Scientists can't make puberty any less bewildering for teenagers -- cracking voices, acne and the growth of hair in peculiar places remain facts of life -- but at least they know a little bit more about what sets it off.
A research team headed by University of Pittsburgh physiologist Tony Plant has identified the gene that initiates the cascade of hormones that transforms young girls and boys into young women and men.
The gene is called KiSS-1, but don't let the name mislead you. The folks who named the gene years ago didn't have anything romantic or sexual in mind. Rather, KiSS genes produce kisspeptin proteins, some of which are known to fight tumors.

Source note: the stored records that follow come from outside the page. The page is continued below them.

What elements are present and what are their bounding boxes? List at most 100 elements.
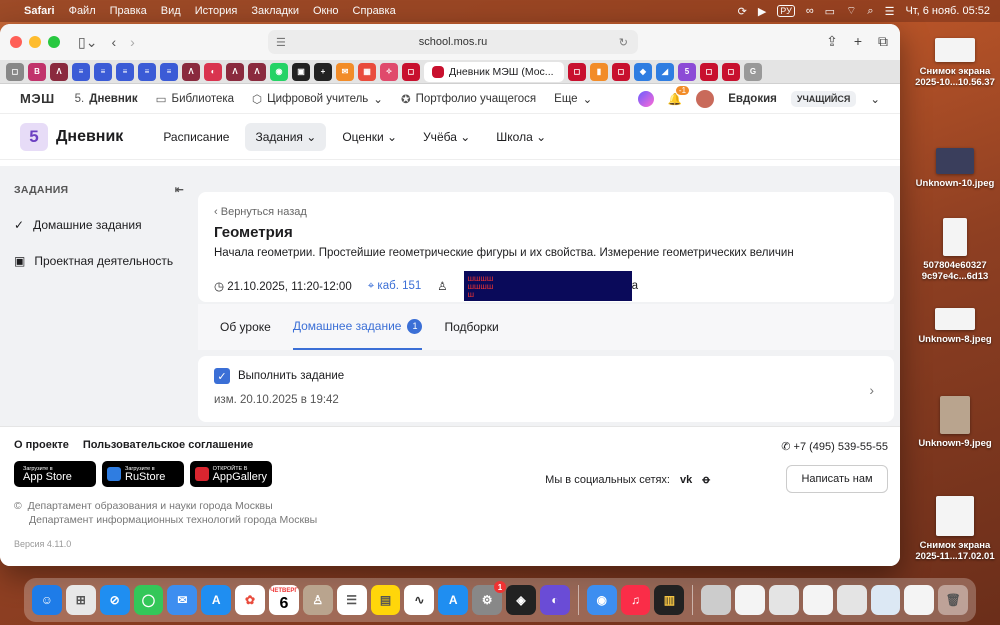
desktop-file[interactable]: Unknown-9.jpeg <box>910 396 1000 449</box>
footer-phone[interactable]: ✆ +7 (495) 539-55-55 <box>781 440 888 453</box>
pinned-tab[interactable]: ◻ <box>402 62 420 81</box>
task-checkbox[interactable]: ✓ <box>214 368 230 384</box>
pinned-tab[interactable]: ▣ <box>292 62 310 81</box>
lesson-room[interactable]: ⌖ каб. 151 <box>368 280 422 293</box>
tab-about-lesson[interactable]: Об уроке <box>220 304 271 350</box>
nav-library[interactable]: ▭ Библиотека <box>156 92 234 106</box>
desktop-file[interactable]: 507804e60327 9c97e4c...6d13 <box>910 218 1000 282</box>
nav-study[interactable]: Учёба ⌄ <box>413 123 480 151</box>
app-store-icon[interactable]: A <box>438 585 469 615</box>
pinned-tab[interactable]: ◻ <box>612 62 630 81</box>
mail-icon[interactable]: ✉ <box>167 585 198 615</box>
notification-bell-icon[interactable]: 🔔 -1 <box>668 85 690 106</box>
footer-agreement-link[interactable]: Пользовательское соглашение <box>83 439 253 451</box>
tab-collections[interactable]: Подборки <box>444 304 498 350</box>
desktop-file[interactable]: Снимок экрана 2025-10...10.56.37 <box>910 38 1000 88</box>
pinned-tab[interactable]: Λ <box>50 62 68 81</box>
sidebar-item-projects[interactable]: ▣ Проектная деятельность <box>14 254 184 268</box>
pinned-tab[interactable]: + <box>314 62 332 81</box>
nav-more[interactable]: Еще ⌄ <box>554 92 592 106</box>
nav-grades[interactable]: Оценки ⌄ <box>332 123 407 151</box>
write-us-button[interactable]: Написать нам <box>786 465 888 493</box>
menu-item-edit[interactable]: Правка <box>110 5 147 17</box>
tab-homework[interactable]: Домашнее задание 1 <box>292 304 423 350</box>
pinned-tab[interactable]: Λ <box>248 62 266 81</box>
pinned-tab[interactable]: ◆ <box>634 62 652 81</box>
pinned-tab[interactable]: 5 <box>678 62 696 81</box>
recent-file-icon[interactable] <box>701 585 732 615</box>
pinned-tab[interactable]: Λ <box>226 62 244 81</box>
desktop-file[interactable]: Unknown-10.jpeg <box>910 148 1000 189</box>
user-name[interactable]: Евдокия <box>728 93 777 105</box>
menu-item-help[interactable]: Справка <box>353 5 396 17</box>
back-arrow-icon[interactable]: ‹ <box>111 34 116 50</box>
sync-icon[interactable]: ⟳ <box>738 5 747 18</box>
pinned-tab[interactable]: ◉ <box>270 62 288 81</box>
pinned-tab[interactable]: ≡ <box>138 62 156 81</box>
screenshot-app-icon[interactable]: ◉ <box>586 585 617 615</box>
appgallery-badge[interactable]: ОТКРОЙТЕ В AppGallery <box>190 461 272 487</box>
trash-icon[interactable]: 🗑 <box>938 585 969 615</box>
music-icon[interactable]: ♫ <box>620 585 651 615</box>
pinned-tab[interactable]: ◻ <box>700 62 718 81</box>
desktop-file[interactable]: Снимок экрана 2025-11...17.02.01 <box>910 496 1000 562</box>
wifi-icon[interactable]: ⌔ <box>846 4 856 18</box>
reminders-icon[interactable]: ☰ <box>336 585 367 615</box>
nav-school[interactable]: Школа ⌄ <box>486 123 556 151</box>
menu-item-window[interactable]: Окно <box>313 5 339 17</box>
assistant-icon[interactable] <box>637 90 654 107</box>
page-settings-icon[interactable]: ☰ <box>276 36 286 49</box>
menu-clock[interactable]: Чт, 6 нояб. 05:52 <box>905 5 990 17</box>
menu-app-name[interactable]: Safari <box>24 5 55 17</box>
minimize-window-button[interactable] <box>29 36 41 48</box>
pinned-tab[interactable]: ▮ <box>590 62 608 81</box>
nav-portfolio[interactable]: ✪ Портфолио учащегося <box>401 92 536 106</box>
recent-file-icon[interactable] <box>735 585 766 615</box>
menu-item-file[interactable]: Файл <box>69 5 96 17</box>
footer-about-link[interactable]: О проекте <box>14 439 69 451</box>
pinned-tab[interactable]: Λ <box>182 62 200 81</box>
recent-file-icon[interactable] <box>836 585 867 615</box>
address-bar[interactable]: ☰ school.mos.ru ↻ <box>268 30 638 54</box>
pinned-tab[interactable]: ◢ <box>656 62 674 81</box>
link-icon[interactable]: ∞ <box>806 5 814 17</box>
app-store-badge[interactable]: Загрузите в App Store <box>14 461 96 487</box>
pinned-tab[interactable]: ≡ <box>94 62 112 81</box>
pinned-tab[interactable]: ≡ <box>160 62 178 81</box>
pinned-tab[interactable]: ✧ <box>380 62 398 81</box>
nav-assignments[interactable]: Задания ⌄ <box>245 122 327 151</box>
pinned-tab[interactable]: ≡ <box>72 62 90 81</box>
system-settings-icon[interactable]: ⚙ 1 <box>472 581 507 615</box>
odnoklassniki-icon[interactable]: ꝋ <box>702 473 710 486</box>
mesh-logo[interactable]: МЭШ <box>20 91 55 106</box>
pinned-tab[interactable]: B <box>28 62 46 81</box>
app-title[interactable]: Дневник <box>56 128 123 146</box>
search-icon[interactable]: ⌕ <box>867 5 873 18</box>
calendar-icon[interactable]: ЧЕТВЕРГ 6 <box>269 585 299 615</box>
menu-item-view[interactable]: Вид <box>161 5 181 17</box>
freeform-icon[interactable]: ∿ <box>404 585 435 615</box>
recent-file-icon[interactable] <box>769 585 799 615</box>
recent-file-icon[interactable] <box>870 585 901 615</box>
pinned-tab[interactable]: ◻ <box>6 62 24 81</box>
menu-item-history[interactable]: История <box>195 5 238 17</box>
control-center-icon[interactable]: ☰ <box>885 5 895 18</box>
zoom-window-button[interactable] <box>48 36 60 48</box>
diary-logo[interactable]: 5 <box>20 122 48 151</box>
finder-icon[interactable]: ☺ <box>32 585 62 615</box>
chevron-right-icon[interactable]: › <box>869 382 874 398</box>
reload-icon[interactable]: ↻ <box>619 36 628 49</box>
forward-arrow-icon[interactable]: › <box>130 34 135 50</box>
active-tab[interactable]: Дневник МЭШ (Мос... <box>424 61 564 82</box>
photos-icon[interactable]: ✿ <box>235 585 266 615</box>
notes-icon[interactable]: ▤ <box>370 585 401 615</box>
nav-digital-teacher[interactable]: ⬡ Цифровой учитель ⌄ <box>252 92 383 106</box>
chevron-down-icon[interactable]: ⌄ <box>870 92 880 106</box>
share-icon[interactable]: ⇪ <box>826 33 838 50</box>
back-link[interactable]: ‹ Вернуться назад <box>214 206 878 218</box>
homework-card[interactable]: ✓ Выполнить задание изм. 20.10.2025 в 19… <box>198 356 894 422</box>
numbers-icon[interactable]: ▥ <box>654 585 685 615</box>
messages-icon[interactable]: ◯ <box>133 585 164 615</box>
launchpad-icon[interactable]: ⊞ <box>65 585 96 615</box>
vk-icon[interactable]: vk <box>680 474 692 486</box>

In research published in this week's online edition of the journal Proceedings of the National Academy of Sciences, Plant and his colleagues focused on KiSS-1 genes that reside in nerve cells found in the brain's hypothalamus. The kisspeptin proteins produced by these cells go on to bind to the surfaces of other neurons in the brain, causing those cells to produce gonadotropin-releasing hormone.
That hormone in turn stimulates the pituitary gland to release its own hormonal messengers, which ultimately kick sex hormone production into high gear.
Plant said he and his colleagues began to look at KiSS-1 after researchers in Paris and Boston -- including one of Plant's co-authors, William Crowley of Massachusetts General Hospital -- reported in late 2003 that children suffering from delayed or missing puberty had a defective gene known as GPR54.
That gene produces the cell surface proteins that are known to bind with the kisspeptin proteins. So Plant, Crowley and researchers at the Oregon National Primate Research Center had reason to focus on those proteins.
When injected into prepubescent, 15-month-old monkeys -- equivalent to 4- or 5-year-old boys -- kisspeptin proteins from the hypothalmus were able to stimulate pubescent changes. And the researchers also were able to visualize the neurons containing KiSS-1 gene in prepubescent and pubescent monkeys, noting whether the gene was activated or not.
Plant acknowledges that a significant piece of the pubescent puzzle is still missing: What turns on the KiSS-1 gene?
"That really is the $64,000 mystery," said Plant, director of the Pitt Center for Research in Reproductive Physiology. Perhaps it's some sort of time-keeping mechanism in the brain, or maybe it's something that tracks growth of the body.
Plant said his team hopes to find the answer, or at least another clue, by identifying which neurons actually produce kisspeptins and how they are controlled.